The last documented case of a shortnose sturgeon in the Penobscot was in 1978 despite several extensive scientific surveys in the decades since. The fish are known to inhabit other Maine rivers, including the Kennebec and Androscoggin.

UM graduate student Stephen Fernandes and several others were primarily gill-netting for Atlantic sturgeon near Winterport as part of his work with Kinnison and the other project co-director, Gayle Zydlewski, a professor of marine sciences at the university.

So Fernandes said he was elated to see the first shortnose sturgeon netted on June 14. The group caught another 10 shortnoses during the next six days and then a dozen more on Wednesday alone.
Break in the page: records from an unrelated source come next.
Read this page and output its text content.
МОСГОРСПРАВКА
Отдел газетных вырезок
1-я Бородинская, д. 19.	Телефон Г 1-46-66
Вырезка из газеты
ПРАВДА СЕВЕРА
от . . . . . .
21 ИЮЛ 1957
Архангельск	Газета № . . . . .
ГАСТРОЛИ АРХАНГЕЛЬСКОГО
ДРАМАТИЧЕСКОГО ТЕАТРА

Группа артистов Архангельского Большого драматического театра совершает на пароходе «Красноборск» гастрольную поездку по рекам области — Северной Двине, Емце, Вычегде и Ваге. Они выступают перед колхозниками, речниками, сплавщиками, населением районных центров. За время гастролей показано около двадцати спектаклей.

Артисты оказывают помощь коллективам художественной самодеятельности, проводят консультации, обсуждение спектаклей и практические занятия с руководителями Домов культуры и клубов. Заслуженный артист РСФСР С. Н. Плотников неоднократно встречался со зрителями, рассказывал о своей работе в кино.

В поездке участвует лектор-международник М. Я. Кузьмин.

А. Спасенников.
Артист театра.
“I was as excited as all can be. It was crazy,” Fernandes, a master’s student in ecology and environmental science, said Wednesday in an interview. “We had already been fishing the nets for a while and hadn’t caught anything.”

Fernandes implanted special transmitters into five of the fish, which will allow researchers to track their movements up and down the Penobscot. Kinnison said he hopes that the tracking devices will lead the team to more shortnose sturgeon, which will help with population studies.

Kinnison acknowledged that there are many unknowns about the sturgeon’s sudden reappearance. Sturgeon can be difficult to find, meaning the fish could have been in the river all along but simply evaded detection.

They are also not likely to be caught by anglers, and even if they were, the fish could be misidentified or simply tossed back as an odd catch, he said.

Kinnison also said that habitat conditions for both the shortnose and Atlantic sturgeon have improved in the Penobscot in recent decades, thanks largely to the removal of several lower dams and efforts to clean up pollution.

The campaign to remove three more dams on the river – known as the Penobscot River Restoration Agreement – should open up even more river to sturgeon as well as other species, including the endangered Atlantic salmon.

“As long as we don’t degrade the river appreciably … there is a good chance these fish can hold on,” Kinnison said.

The UM study on sturgeon is funded by a grant from the National Oceanic and Atmospheric Administration’s Fisheries Service. Joseph Zydlewski with the U.S. Geological Survey’s Cooperative Fish and Wildlife Research Unit also is assisting with the project.

“It is really great news that shortnose sturgeon have been confirmed in the Penobscot,” Thomas Squiers, director of the Resource Management Stock Enhancement Division of the Maine Department of Marine Resources, said in a statement. “The next step will be to locate where these fish are spawning, and to confirm the presence of eggs and larvae.”